Reviewing Resolutions

Last year, about this time, I said:

As someone who leans towards the emotional, anxious, thinks-too-much character type, the introspection of New Year's eve can be a tricky time. The perennial resolutions of lose weight, get published and get pregnant weigh heavily (A-ha. Ha. Ha.) on the mind, a kind of leaden Holy Grail.

I'd just like to take a moment to shake my fist at my pessmistic self and say, "I lost two stone and sold my first book, f***wit!!!"

I also made some Frivolous resolutions last year, that I'd like to review...

1) I resolve that in 2006 chocolate eating shall be a transcendental experience, not simply a desperate search for sustenance and seratonin. Chocolate will be savoured, gloried in, and celebrated. I resolve to eat more high-quality confectionary, and less junk chocolate. Dark chocolate, cherries and kirsch may well feature strongly in the enacting of this resolution.

Yes, achieved good and solidly. I have certainly suckled at the teat of the Great God Chocolate.

2) Next Year I shall wear Red Shoes as often as possible. Since I have today bought two pairs of red shoes, and my sister in law gave me a very grown-up and very gorgeous red hand-bag for Christmas, I think this one's going to be a doddle.

Yes, I was right. It was a doddle. Could do with some red boots, though...

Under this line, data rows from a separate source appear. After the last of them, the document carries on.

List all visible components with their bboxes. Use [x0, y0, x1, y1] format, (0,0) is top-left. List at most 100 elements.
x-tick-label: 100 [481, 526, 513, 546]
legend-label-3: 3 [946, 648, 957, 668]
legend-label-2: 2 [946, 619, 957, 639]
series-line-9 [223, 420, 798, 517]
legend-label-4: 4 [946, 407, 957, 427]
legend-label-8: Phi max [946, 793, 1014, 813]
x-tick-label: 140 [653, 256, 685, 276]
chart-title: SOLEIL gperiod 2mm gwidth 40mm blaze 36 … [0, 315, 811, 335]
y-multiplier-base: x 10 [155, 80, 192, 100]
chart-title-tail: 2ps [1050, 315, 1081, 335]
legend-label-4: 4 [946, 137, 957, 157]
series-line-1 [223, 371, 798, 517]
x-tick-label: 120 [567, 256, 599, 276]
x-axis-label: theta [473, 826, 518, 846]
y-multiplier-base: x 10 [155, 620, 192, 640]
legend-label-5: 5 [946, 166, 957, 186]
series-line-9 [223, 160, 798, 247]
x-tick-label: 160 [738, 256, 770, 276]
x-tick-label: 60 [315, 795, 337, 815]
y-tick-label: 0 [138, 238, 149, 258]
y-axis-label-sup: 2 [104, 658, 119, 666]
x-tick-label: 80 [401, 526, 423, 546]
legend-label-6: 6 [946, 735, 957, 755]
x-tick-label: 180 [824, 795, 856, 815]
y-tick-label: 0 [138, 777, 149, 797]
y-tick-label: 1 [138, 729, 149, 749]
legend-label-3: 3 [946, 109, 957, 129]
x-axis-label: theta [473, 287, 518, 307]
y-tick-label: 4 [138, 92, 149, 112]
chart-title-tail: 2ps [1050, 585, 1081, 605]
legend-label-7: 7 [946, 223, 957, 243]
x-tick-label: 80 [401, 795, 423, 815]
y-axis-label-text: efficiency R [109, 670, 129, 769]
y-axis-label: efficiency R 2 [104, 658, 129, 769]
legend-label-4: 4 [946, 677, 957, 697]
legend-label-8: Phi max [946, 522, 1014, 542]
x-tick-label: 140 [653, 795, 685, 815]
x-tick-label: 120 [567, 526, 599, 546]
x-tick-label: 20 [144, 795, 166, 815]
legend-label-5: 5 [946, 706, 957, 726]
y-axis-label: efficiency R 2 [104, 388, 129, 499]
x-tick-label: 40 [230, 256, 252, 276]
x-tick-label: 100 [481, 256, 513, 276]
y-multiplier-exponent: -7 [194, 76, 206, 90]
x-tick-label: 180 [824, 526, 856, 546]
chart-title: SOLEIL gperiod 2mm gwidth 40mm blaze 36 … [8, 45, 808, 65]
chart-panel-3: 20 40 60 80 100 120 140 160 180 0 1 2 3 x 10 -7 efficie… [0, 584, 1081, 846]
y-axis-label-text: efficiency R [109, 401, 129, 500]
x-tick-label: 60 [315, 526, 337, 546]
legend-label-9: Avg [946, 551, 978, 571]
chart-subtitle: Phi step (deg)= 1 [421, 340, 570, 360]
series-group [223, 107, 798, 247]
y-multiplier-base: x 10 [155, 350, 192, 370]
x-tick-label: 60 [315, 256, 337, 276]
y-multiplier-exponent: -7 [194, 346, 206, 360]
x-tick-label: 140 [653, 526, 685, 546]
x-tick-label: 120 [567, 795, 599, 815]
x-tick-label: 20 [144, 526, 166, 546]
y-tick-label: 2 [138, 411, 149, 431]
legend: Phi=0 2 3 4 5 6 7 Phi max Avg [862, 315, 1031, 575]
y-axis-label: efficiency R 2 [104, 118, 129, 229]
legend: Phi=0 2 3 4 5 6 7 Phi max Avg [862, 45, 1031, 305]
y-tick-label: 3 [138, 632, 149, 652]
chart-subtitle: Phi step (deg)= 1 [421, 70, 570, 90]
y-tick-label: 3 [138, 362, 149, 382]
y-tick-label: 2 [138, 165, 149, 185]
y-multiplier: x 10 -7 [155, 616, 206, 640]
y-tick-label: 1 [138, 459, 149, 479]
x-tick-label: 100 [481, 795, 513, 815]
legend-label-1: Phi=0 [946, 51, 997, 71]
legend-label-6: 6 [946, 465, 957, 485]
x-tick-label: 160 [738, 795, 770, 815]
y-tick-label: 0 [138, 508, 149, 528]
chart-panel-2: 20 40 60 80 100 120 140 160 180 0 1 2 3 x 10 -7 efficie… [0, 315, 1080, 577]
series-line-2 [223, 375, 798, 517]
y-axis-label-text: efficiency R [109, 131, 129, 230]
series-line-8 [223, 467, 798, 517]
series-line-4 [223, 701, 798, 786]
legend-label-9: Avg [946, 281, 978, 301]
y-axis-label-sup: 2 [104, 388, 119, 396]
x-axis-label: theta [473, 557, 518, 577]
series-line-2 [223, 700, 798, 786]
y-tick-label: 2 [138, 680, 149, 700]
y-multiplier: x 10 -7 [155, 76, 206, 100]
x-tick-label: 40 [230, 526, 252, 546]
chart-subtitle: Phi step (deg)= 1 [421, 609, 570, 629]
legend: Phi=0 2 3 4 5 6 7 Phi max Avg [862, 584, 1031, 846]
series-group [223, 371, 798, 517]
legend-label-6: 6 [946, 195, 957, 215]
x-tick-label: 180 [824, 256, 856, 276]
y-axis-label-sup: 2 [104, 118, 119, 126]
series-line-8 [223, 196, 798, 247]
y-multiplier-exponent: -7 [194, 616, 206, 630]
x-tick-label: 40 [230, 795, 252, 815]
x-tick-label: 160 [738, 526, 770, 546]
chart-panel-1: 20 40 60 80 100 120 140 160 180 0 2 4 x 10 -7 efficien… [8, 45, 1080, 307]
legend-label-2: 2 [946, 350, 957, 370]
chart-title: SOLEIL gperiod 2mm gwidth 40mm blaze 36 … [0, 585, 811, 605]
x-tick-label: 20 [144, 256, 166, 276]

3) I shall have much more sex in 2006 than I had in 2005. Since I am by nature and choice both faithful AND frivolous, all this fabulous sex will be with Husband. How virtuous is that? I'm going to have it slow, fast, easy and hard, long and langurous, down and dirty, and as often as possible. I also resolve to laugh during sex much more. If only to watch Husband go crosseyed.

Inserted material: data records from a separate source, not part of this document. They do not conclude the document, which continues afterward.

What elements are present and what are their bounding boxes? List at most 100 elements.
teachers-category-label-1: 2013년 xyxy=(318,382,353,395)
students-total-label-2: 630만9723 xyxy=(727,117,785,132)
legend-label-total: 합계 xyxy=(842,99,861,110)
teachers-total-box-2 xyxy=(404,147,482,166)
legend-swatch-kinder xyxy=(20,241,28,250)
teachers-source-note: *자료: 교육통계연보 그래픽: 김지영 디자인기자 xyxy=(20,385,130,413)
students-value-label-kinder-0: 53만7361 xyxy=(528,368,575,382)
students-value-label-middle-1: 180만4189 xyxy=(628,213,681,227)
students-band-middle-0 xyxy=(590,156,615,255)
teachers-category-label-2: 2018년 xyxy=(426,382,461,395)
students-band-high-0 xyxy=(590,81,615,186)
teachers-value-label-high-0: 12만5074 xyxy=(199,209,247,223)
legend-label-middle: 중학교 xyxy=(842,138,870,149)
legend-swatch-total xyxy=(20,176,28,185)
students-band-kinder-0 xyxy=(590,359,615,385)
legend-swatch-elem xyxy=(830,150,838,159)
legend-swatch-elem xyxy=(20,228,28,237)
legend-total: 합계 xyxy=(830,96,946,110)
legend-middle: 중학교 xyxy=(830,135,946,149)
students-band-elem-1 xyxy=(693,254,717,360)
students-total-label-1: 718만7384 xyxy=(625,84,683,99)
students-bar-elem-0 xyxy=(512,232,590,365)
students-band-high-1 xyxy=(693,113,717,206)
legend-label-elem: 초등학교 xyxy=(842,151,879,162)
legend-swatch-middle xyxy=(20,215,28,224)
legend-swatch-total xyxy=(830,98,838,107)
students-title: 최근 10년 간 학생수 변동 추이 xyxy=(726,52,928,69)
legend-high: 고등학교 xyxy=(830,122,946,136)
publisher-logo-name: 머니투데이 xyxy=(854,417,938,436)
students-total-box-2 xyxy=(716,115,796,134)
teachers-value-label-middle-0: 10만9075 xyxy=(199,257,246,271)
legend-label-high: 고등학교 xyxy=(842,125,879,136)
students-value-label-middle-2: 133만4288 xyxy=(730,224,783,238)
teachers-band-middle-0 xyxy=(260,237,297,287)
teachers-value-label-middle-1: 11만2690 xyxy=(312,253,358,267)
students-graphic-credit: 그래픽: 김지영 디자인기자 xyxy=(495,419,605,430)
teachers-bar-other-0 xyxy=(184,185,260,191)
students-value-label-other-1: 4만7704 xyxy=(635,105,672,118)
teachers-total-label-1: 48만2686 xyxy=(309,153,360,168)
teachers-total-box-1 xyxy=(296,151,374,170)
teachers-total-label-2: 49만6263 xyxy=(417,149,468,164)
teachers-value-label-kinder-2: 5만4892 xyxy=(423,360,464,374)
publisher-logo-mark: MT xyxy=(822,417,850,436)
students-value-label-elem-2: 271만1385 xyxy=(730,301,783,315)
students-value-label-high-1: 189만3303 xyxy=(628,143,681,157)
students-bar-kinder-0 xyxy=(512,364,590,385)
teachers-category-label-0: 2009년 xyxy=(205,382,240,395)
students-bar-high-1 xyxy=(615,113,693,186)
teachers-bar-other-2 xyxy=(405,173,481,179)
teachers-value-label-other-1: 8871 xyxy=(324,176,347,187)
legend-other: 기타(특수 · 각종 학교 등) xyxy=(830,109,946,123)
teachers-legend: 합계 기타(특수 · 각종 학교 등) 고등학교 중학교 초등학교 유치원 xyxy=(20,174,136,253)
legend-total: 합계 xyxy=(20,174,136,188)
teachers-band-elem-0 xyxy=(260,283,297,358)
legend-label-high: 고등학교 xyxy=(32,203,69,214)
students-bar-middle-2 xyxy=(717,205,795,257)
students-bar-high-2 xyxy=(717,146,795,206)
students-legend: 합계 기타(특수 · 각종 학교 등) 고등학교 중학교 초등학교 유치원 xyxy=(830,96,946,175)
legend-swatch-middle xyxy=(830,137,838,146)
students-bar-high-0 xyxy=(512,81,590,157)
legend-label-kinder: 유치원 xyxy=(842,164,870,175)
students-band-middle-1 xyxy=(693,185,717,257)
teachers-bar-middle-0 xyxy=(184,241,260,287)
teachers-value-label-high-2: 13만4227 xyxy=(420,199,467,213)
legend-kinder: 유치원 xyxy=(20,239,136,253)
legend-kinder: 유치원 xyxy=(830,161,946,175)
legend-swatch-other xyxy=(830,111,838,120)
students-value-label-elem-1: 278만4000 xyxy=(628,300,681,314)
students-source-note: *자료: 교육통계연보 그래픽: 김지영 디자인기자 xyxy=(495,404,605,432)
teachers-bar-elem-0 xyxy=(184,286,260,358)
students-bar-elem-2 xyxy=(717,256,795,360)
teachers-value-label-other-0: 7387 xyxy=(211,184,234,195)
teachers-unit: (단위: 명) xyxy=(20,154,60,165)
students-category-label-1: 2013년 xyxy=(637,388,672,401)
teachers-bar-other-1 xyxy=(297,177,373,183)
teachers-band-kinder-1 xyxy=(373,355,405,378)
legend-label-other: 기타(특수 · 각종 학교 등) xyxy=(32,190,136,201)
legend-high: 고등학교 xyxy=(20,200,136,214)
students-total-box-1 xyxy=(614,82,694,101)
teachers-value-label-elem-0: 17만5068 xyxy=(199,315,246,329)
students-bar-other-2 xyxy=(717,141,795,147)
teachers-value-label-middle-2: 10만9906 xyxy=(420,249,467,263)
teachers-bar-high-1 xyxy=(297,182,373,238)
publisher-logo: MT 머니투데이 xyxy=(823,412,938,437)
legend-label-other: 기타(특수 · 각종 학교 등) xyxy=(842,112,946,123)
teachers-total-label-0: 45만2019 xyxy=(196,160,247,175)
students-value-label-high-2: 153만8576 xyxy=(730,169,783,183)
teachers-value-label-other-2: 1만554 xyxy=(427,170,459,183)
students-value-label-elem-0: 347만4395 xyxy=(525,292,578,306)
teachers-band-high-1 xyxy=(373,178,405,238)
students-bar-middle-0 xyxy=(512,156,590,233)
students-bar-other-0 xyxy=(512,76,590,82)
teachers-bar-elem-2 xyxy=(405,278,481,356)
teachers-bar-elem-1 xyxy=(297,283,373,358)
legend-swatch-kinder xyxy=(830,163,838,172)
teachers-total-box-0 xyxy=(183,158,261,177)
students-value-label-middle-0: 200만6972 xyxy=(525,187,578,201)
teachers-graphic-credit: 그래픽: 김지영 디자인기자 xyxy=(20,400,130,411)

If I enlarge on this one, Husband will kill me. I'll just nod, smile and wink a lot.

4) There will be at least one bath-and-book-and-glass-of-wine event a month in 2006. In celebration of the new bath installation, this resolution may well combine with 3) on occasion. Let the good times roll.

Sigh. I slipped up on this one. I think I only did the cadles-wine-bath thing twice. Must Do Better!

5) I will walk barefoot in the rain at least once in 2006, and will make time to swim in the River Derwent in warm weather. I deserve it.

Oh Pffft. Easy. Barefoot in the rain twice, and swimming... well I actually lost count. Somewhere around half a dozen times. We had a good summer!

I'd like to keep those frivolous resolutions, and add a further one to them:-

6) I shall sing at the top of my voice at least once a week. Probably in the car.


There. That looks about right. What about you?

Monday, January 01, 2007

I'm learning so fast at the moment. Today I've been working on that cover art sheet. And a new philosophy of time spending. You see, I think the amount of time you spending on non-writing writing-related work breaks down into 5 classifications.

I've explored them for cover art sheets, but they could apply to many tasks...

Lazy
Yes, we all know you'd rather be writing the latest sex scene (oh yeah... oh baby). Hell, you'd rather count commas or check how many times the word, "but" appears in your MS. But, "somewhere in England," is not a suitable location detail. Nor is tall dark and handsome a usable description. Particularly when it's in the 'heroine' box.

Rushed
So you've answered all the questions, but you've still spelled rugged with three gees, and inserted a picture of your last car accident, instead of a tropical beach scene. Could Do Better.

Goldilocks
This is the professional ideal. Just enough time, but not too much. A few pictures, some good scene suggestions for cover inspiration. But not a character family tree, or an explanation of how the villain comes to have the Hapsburg jaw. Juuuuuuuust right.

Apple for Teacher
You tell yourself a little more tweaking of description in the scene suggestions would be good. Maybe a few more urls. Five photos of the house will surely give a better impression than just one, right? Before you know it you're serving buttermilk scones on paper doillies, and then there's no help for you.

Neurotic
Give it up already. No one wants to know how many nose hairs your hero has. Or what's your heroine's favourite flower. Unless she uses it to beat the villain to death, that is. When they asked for a key landscape, they did not need to know a complete geomorphology! Step away from the computer. Now.

No prizes for guessing which classification I fell under today, folks.